The Mini has an impressive range of up to 4km and the video transmission that is carried via a Wi-Fi connection (between the phone and the drone) can support these distances over 5.8Ghz – or so DJI say. We found that in practice the distance was not quite so far but we were able to get a good 2km distance to work pretty well.

The drone has a maximum height of 3000m which again is pretty impressive for a drone of its size. In flight, the Mini is a joy to fly and is extremely responsive. It features various speed modes with the highest allowing top speeds of 13m/s in zero wind conditions. It really does feel good to fly.

The lack of collision avoidance is the only real downside that we can see with the Mavic Mini and for some that may be a deal breaker. For us, it just means you have to become pretty solid at flying it and take a little more care about where you do. Not having to register the Mavic Mini as it falls under the 250g weight limit means that the lack of collision avoidance sensors will be tolerated. And let’s not forget, this is essentially a premium budget drone – but one that is extremely well spec’d.

Camera and Video

Although the Mavic Mini falls a little shy of full 4K video, the specs here are impressive given the price point of the drone – they will also suit most users well. A 1/2.3″ CMOS sensor camera can produce 12MP stills and is capable of capturing video in 2730×1530 at 30FPS (that’s 2.7k video to me and you). If you prefer a higher frame rate then you can opt for shooting in full HD at 1920x1080p at up to 60FPS.

The camera sits atop a 3 axis mechanical gimbal and allows for smooth video shots to be taken. There is also scope for panning and tilting the camera to provide a wide array of cinematic shot types. Video is shot in MP4 and images are taken in jpeg format so it is probably not suited to profession photography or videography, but for most general users it will more than live up to expected standards.

We found colours to be bright and vibrant but natural and the images were crisp. The gimbal really does do an excellent job of steadying the video and even in windy conditions the video footage we were able to obtain was very smooth.
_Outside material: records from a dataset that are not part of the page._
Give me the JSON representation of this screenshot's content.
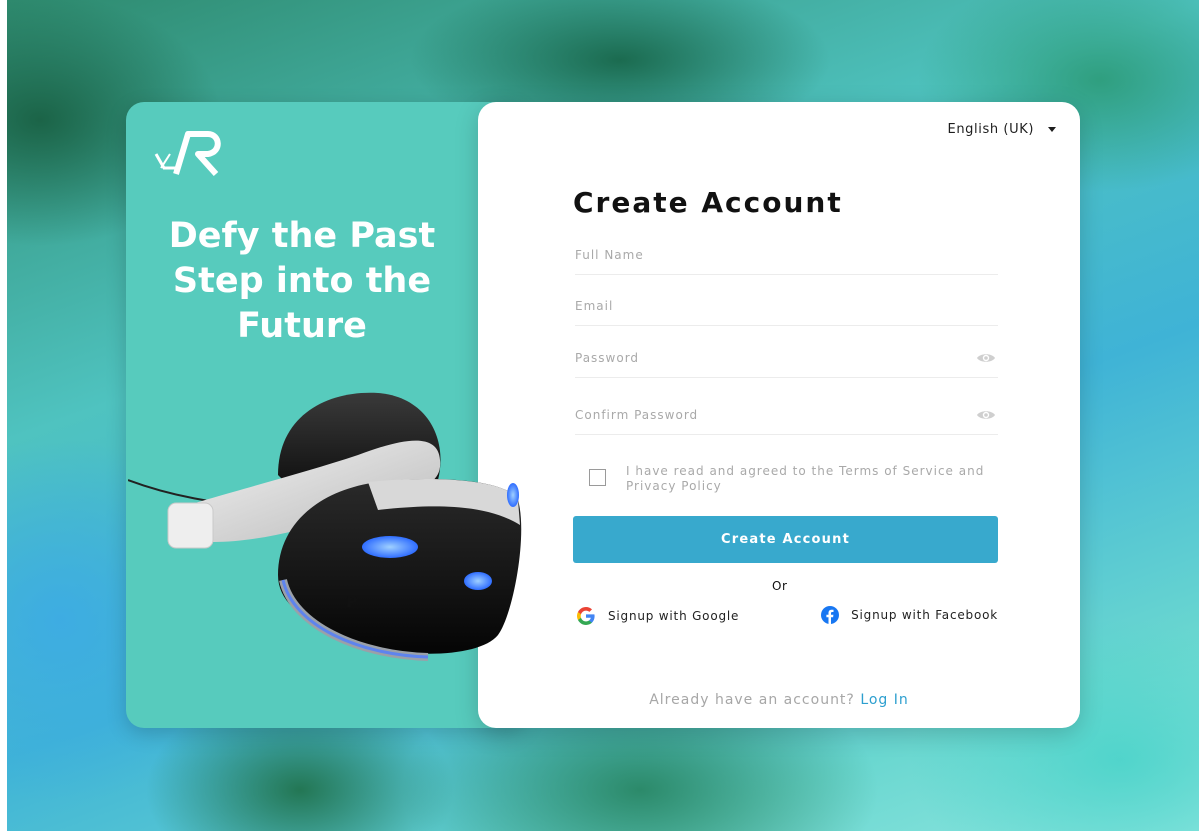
{
  "app": {
    "tagline_lines": [
      "Defy the Past",
      "Step into the",
      "Future"
    ]
  },
  "header": {
    "language": "English (UK)"
  },
  "form": {
    "title": "Create Account",
    "full_name_placeholder": "Full Name",
    "email_placeholder": "Email",
    "password_placeholder": "Password",
    "confirm_password_placeholder": "Confirm Password",
    "terms_text": "I have read and agreed to the Terms of Service and Privacy Policy",
    "submit_label": "Create Account",
    "or_label": "Or",
    "google_label": "Signup with Google",
    "facebook_label": "Signup with Facebook",
    "login_prompt": "Already have an account?",
    "login_link": "Log In"
  },
  "colors": {
    "panel_teal": "#57cbbd",
    "button_blue": "#38a9cd",
    "link_blue": "#2d9fcf"
  },
  "icons": [
    "vr-logo-icon",
    "chevron-down-icon",
    "eye-icon",
    "checkbox-icon",
    "google-icon",
    "facebook-icon"
  ]
}
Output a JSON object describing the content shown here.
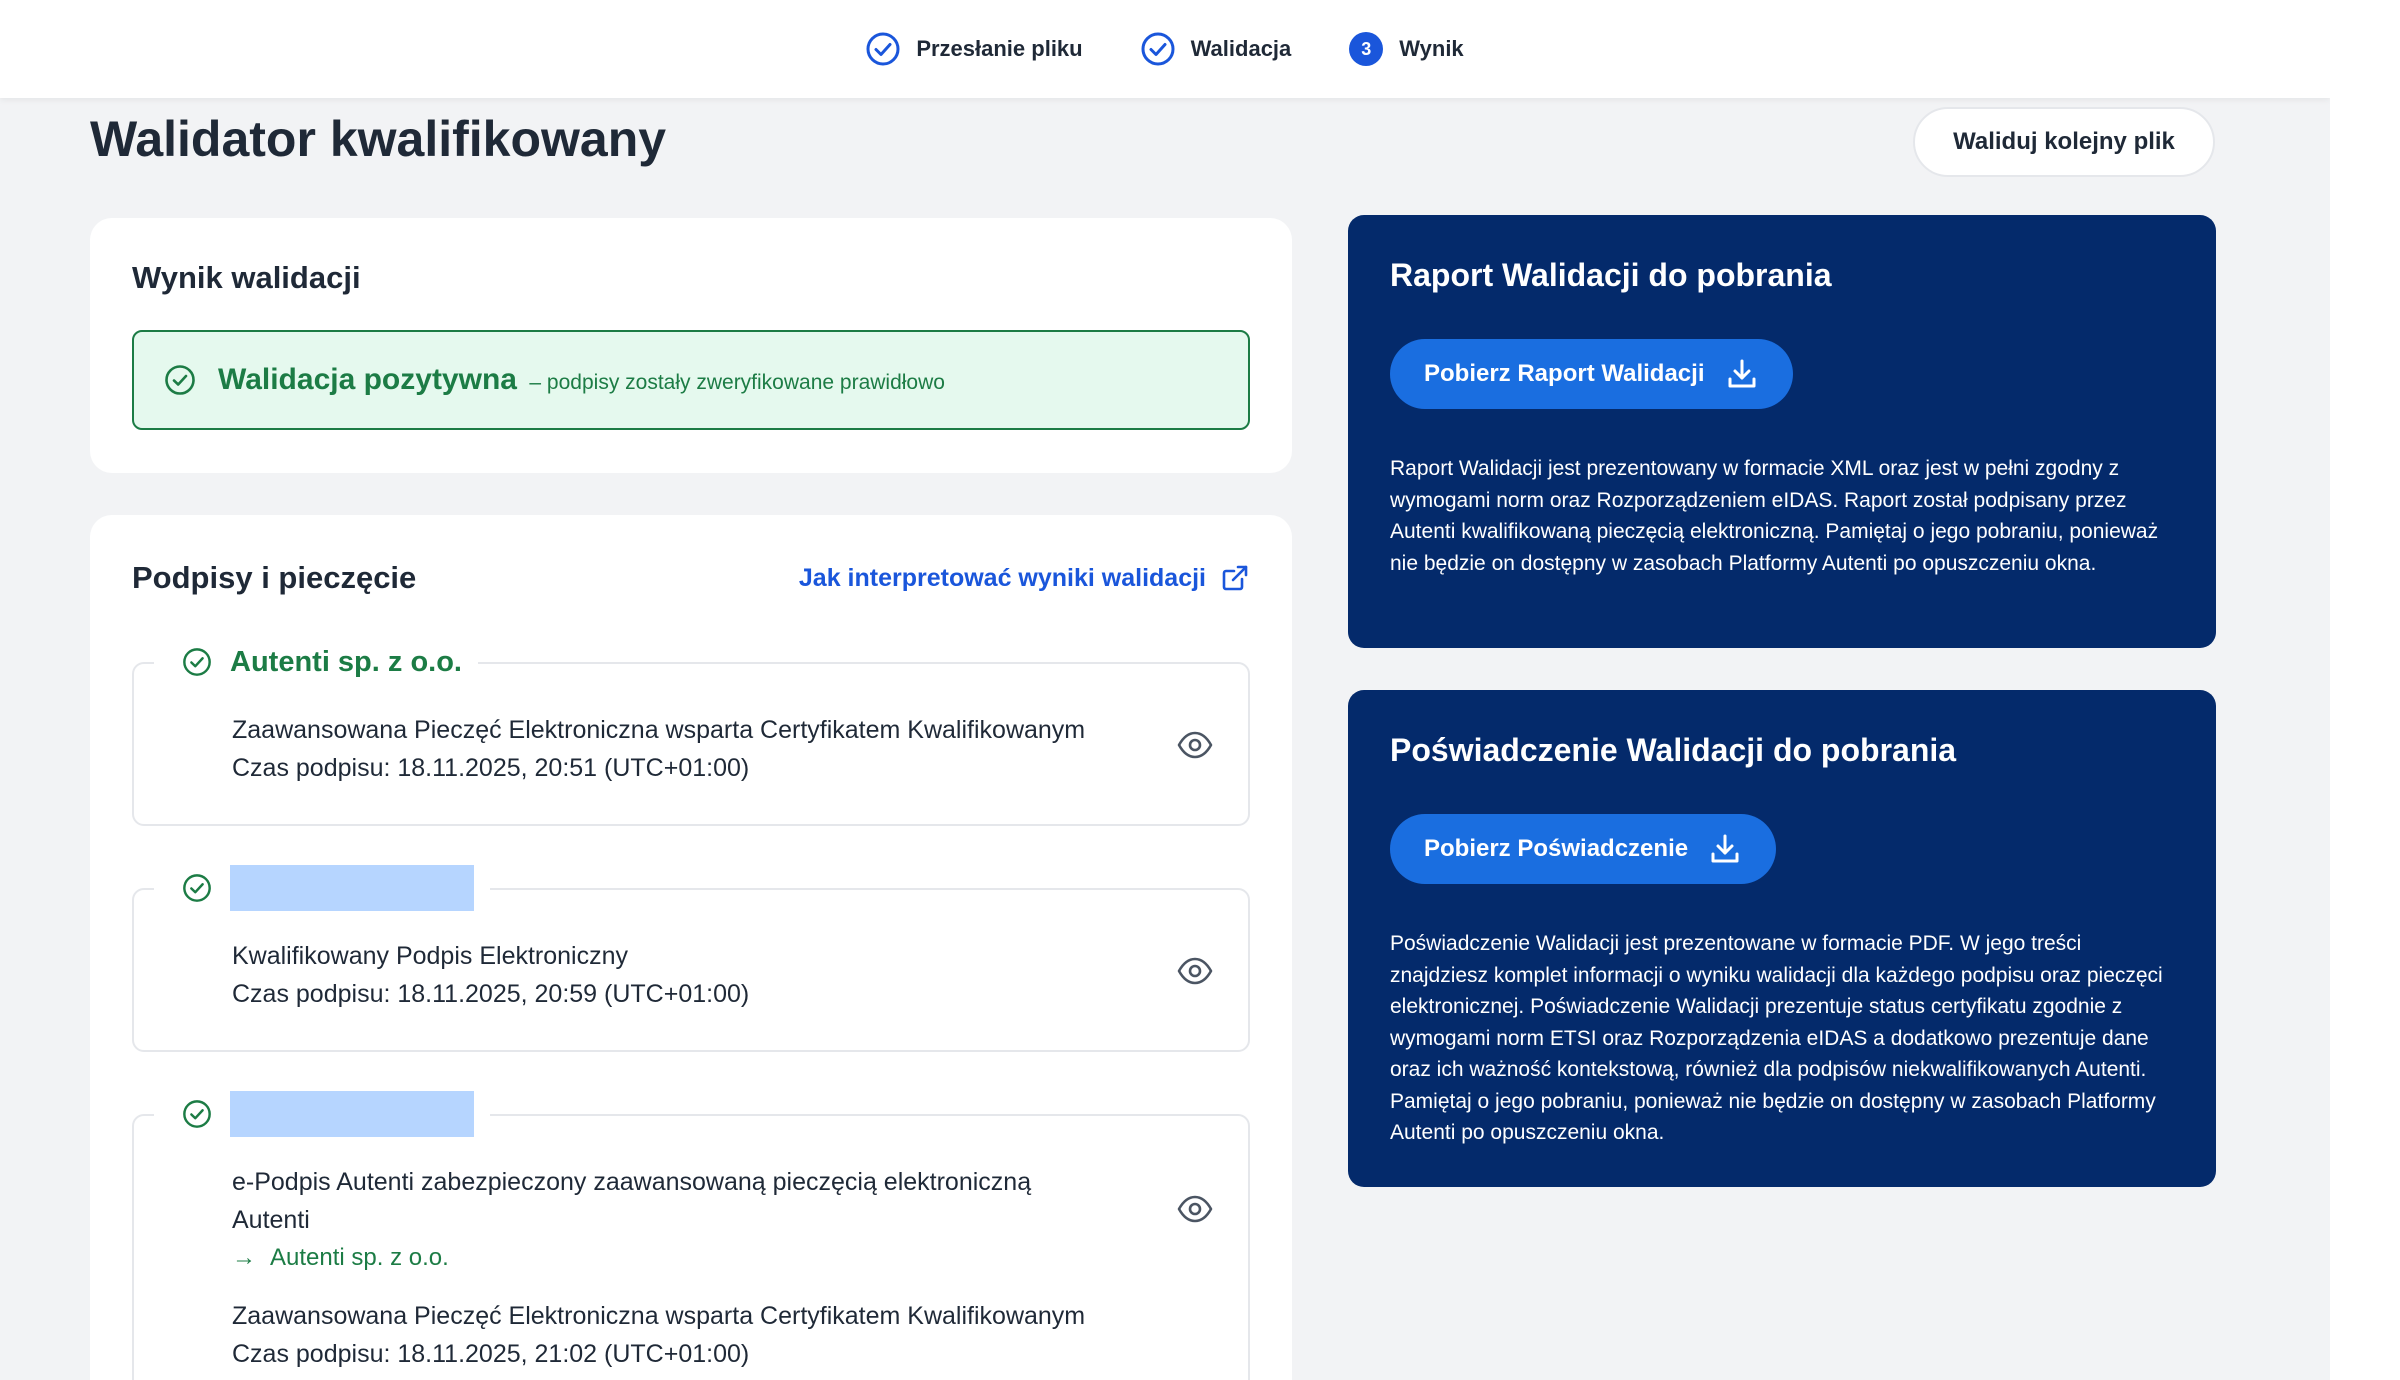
{
  "stepper": {
    "steps": [
      {
        "label": "Przesłanie pliku",
        "state": "done"
      },
      {
        "label": "Walidacja",
        "state": "done"
      },
      {
        "label": "Wynik",
        "state": "current",
        "number": "3"
      }
    ]
  },
  "page": {
    "title": "Walidator kwalifikowany",
    "validate_next_label": "Waliduj kolejny plik"
  },
  "result": {
    "title": "Wynik walidacji",
    "status_main": "Walidacja pozytywna",
    "status_sub": "– podpisy zostały zweryfikowane prawidłowo"
  },
  "signatures": {
    "title": "Podpisy i pieczęcie",
    "help_link": "Jak interpretować wyniki walidacji",
    "items": [
      {
        "name": "Autenti sp. z o.o.",
        "type": "Zaawansowana Pieczęć Elektroniczna wsparta Certyfikatem Kwalifikowanym",
        "time": "Czas podpisu: 18.11.2025, 20:51 (UTC+01:00)"
      },
      {
        "name": "",
        "type": "Kwalifikowany Podpis Elektroniczny",
        "time": "Czas podpisu: 18.11.2025, 20:59 (UTC+01:00)"
      },
      {
        "name": "",
        "type_line1": "e-Podpis Autenti zabezpieczony zaawansowaną pieczęcią elektroniczną",
        "type_line2": "Autenti",
        "chain_arrow": "→",
        "chain": "Autenti sp. z o.o.",
        "type": "Zaawansowana Pieczęć Elektroniczna wsparta Certyfikatem Kwalifikowanym",
        "time": "Czas podpisu: 18.11.2025, 21:02 (UTC+01:00)"
      }
    ]
  },
  "report": {
    "title": "Raport Walidacji do pobrania",
    "button": "Pobierz Raport Walidacji",
    "description": "Raport Walidacji jest prezentowany w formacie XML oraz jest w pełni zgodny z wymogami norm oraz Rozporządzeniem eIDAS. Raport został podpisany przez Autenti kwalifikowaną pieczęcią elektroniczną. Pamiętaj o jego pobraniu, ponieważ nie będzie on dostępny w zasobach Platformy Autenti po opuszczeniu okna."
  },
  "certificate": {
    "title": "Poświadczenie Walidacji do pobrania",
    "button": "Pobierz Poświadczenie",
    "description": "Poświadczenie Walidacji jest prezentowane w formacie PDF. W jego treści znajdziesz komplet informacji o wyniku walidacji dla każdego podpisu oraz pieczęci elektronicznej. Poświadczenie Walidacji prezentuje status certyfikatu zgodnie z wymogami norm ETSI oraz Rozporządzenia eIDAS a dodatkowo prezentuje dane oraz ich ważność kontekstową, również dla podpisów niekwalifikowanych Autenti. Pamiętaj o jego pobraniu, ponieważ nie będzie on dostępny w zasobach Platformy Autenti po opuszczeniu okna."
  },
  "colors": {
    "primary": "#1a56db",
    "success": "#1c7c45",
    "success_bg": "#e5f9ee",
    "navy": "#042a6b",
    "redaction": "#b6d5ff"
  },
  "icons": [
    "check-circle-icon",
    "external-link-icon",
    "eye-icon",
    "download-icon",
    "arrow-right-icon"
  ]
}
The DJI Fly app allows you to use templates to create different shot types and editing can be performed straight away in-app and then shared to social media if that’s your thing. From the casual user to v-loggers, the Mavic Mini is just the ticket. After all, they do say the best camera is the one you have with you and there really is no excuse not to have your mini with you.

Mavic Mini Battery Life

The biggest question we get with any new drone surrounds battery life. DJI have pulled a blinder when it comes to the battery life of the Mavic Mini as they claim a whopping 30 minutes of flight time. If you opt for the Fly More Combo then you have three batteries providing you with an exceptional 1 hour and 30 minutes of flying time!

So is the battery all that DJI say it is?

We are pleased to report that our testing was not too far out from DJI’s claims and we enjoyed continued flying for around 27 minutes. The overall flight time is wind dependent so keep that in mind but to have a drone at this price point with these features that can stay airborne for almost 30 minutes without changing battery is possible a game changer.